Verzeihen Sie, hochverehrter Freund, daß ich wegen der Eile einer sehr baldigen Ersatzernennung[1] unseres berühmten, geistreichen Geognosten Leopold von Buch Sie mit diesen flüchtigen und doch bittenden Zeilen belästige. Man wünscht hier den Dahingeschiedenen 110 in seinem Fache ersetzt zu sehen und damit nicht, wie gewöhnlich, so viele Stimmen zwecklos vereinzelt bleiben, so wage ich es zum ersten Male, frei und schamlos zu werben und Ihnen vorzuschlagen, Sich gewogentlichst uns anzuschliessen und mit Ihrer Stimme von zwei Personen eine, den für Krystallographie und Oryktognosie sehr verdienten Geh. Bergrath und Professor Weiß , allhier, oder den vortrefflichen, vielseitig thätigen Geognosten, Berghauptmann von Decken in Bonn, des Hingeschiedenen theuresten Freund, zu beehren.[2]

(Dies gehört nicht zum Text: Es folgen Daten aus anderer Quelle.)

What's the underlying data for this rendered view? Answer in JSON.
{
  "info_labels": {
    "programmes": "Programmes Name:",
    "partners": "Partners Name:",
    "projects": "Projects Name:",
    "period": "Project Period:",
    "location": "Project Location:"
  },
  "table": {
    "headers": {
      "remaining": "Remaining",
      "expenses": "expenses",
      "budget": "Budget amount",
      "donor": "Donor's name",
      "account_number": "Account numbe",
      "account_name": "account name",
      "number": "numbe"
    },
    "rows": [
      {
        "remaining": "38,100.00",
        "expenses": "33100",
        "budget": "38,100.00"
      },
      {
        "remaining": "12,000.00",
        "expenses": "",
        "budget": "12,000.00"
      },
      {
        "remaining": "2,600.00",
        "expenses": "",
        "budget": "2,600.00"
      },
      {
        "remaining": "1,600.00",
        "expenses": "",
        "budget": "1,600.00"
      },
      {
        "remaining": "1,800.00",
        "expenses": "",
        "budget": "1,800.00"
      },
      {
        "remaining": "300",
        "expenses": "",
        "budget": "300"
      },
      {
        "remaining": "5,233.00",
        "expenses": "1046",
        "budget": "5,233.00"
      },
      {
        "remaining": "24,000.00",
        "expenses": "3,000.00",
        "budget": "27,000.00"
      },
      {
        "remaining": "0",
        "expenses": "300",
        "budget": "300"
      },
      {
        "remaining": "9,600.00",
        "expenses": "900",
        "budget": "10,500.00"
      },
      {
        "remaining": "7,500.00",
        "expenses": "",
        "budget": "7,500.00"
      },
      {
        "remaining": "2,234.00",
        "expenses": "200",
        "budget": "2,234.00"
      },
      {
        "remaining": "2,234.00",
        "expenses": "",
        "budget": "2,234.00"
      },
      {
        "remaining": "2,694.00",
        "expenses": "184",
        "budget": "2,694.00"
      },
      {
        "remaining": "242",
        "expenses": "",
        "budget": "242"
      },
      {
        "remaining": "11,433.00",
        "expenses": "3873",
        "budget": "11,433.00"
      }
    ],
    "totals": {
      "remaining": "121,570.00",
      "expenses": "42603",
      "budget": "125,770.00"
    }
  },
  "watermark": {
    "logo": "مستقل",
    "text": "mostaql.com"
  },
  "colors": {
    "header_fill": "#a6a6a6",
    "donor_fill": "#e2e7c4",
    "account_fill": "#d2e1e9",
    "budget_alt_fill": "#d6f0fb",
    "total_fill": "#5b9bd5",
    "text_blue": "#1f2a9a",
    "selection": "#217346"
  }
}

Der junge Schönlein hat uns erfreuliche Nachrichten von Ihrer Gesundheit und Ihrem schönen geistigen Leben mitgebracht. Welche liebenswürdige Milde und Zartheit des Charakters ist nicht wieder ausgesprochen in Ihrem herrlichen Briefe über Eisenstein's Tod, den mir der brave Vater gezeigt![3] Ich danke Ihnen, hochverehrter Mann, im Namen der Menschheit, daß Sie uns das erhebende Schauspiel der grössten intellectuellen Mächtigkeit und Kraft, gepaart mit unverlöschlicher, anregender Wärme der Gefühle, darbieten. Diese Erinnerung, diese Vergegenwärtigung von dem, was man liebt und verehrt, ist wie ein Trost zu einer Zeit, die nach der Färbung meiner Meinungen und meinem Antheil an den Begebenheiten so niederschlagend auf mich wirkt.[4] Dazu das arithmetische Geisterklopfen,[5] die willkürlich hervorgerufene Begeistigung und Belebung von Fichtenholz und Stein, Tischen,[6] die wie „Hunde dressirt werden und des Menschen Organe werden” und aller Unsinn der Volksphysik, befruchtet durch das freche Halbwissen und den Mysticismus[7] der sogenannten höheren Klassen. „Wenn Sie die Begeistigung der Tische läugnen,” muß ich hören, „da[8] werden Sie wohl gar auch läugnen, daß man Wärme fühlt, wenn man den Südpol eines Magnetstabes, Kälte, wenn man den Nordpol berührt.” Unter diesen nicht erheiternden Eindrücken gewinne ich es doch über mich selbst, wenigstens nächtlichst (11h -3h morgens), wenn die stöhrenden Feinde schlafen, fleissig zu arbeiten. Ein mit dem Alter bei mir zunehmendes Übel ist minder die Abnahme der Kräfte, als Abnahme des Vertrauens auf die Kräfte, die einem bleiben; das verlangsamt die Arbeit.[9] Die Magenschwäche, an der ich von Jugend auf leide, nimmt sehr zu (Schwierigkeit der Verdauung).
Ich denke, daß noch in diesem Sommer der letzte Band des unvorsichtigen „Kosmos ”[10] und der erste Band der „Physikal[ischen] und Geognostischen Erinnerungen ”,[11] mit vielem Alten ganz umgearbeiteten vermengt, erscheinen soll. Von den Erinnerungen [12] sind 25 Bogen gedruckt. Ich flehe, theurer Freund, daß Sie mir auf diesen Werbe- und Klage-Brief nicht antworten und erneuere den Ausdruck der innigsten Verehrung und Liebe, die ich unverbrüchlich Ihnen geweiht habe.
Al. Humboldt
Berlin, 5. Mai 1853
Meine freundlichsten Grüsse an Weber und H[errn] von Waltershausen.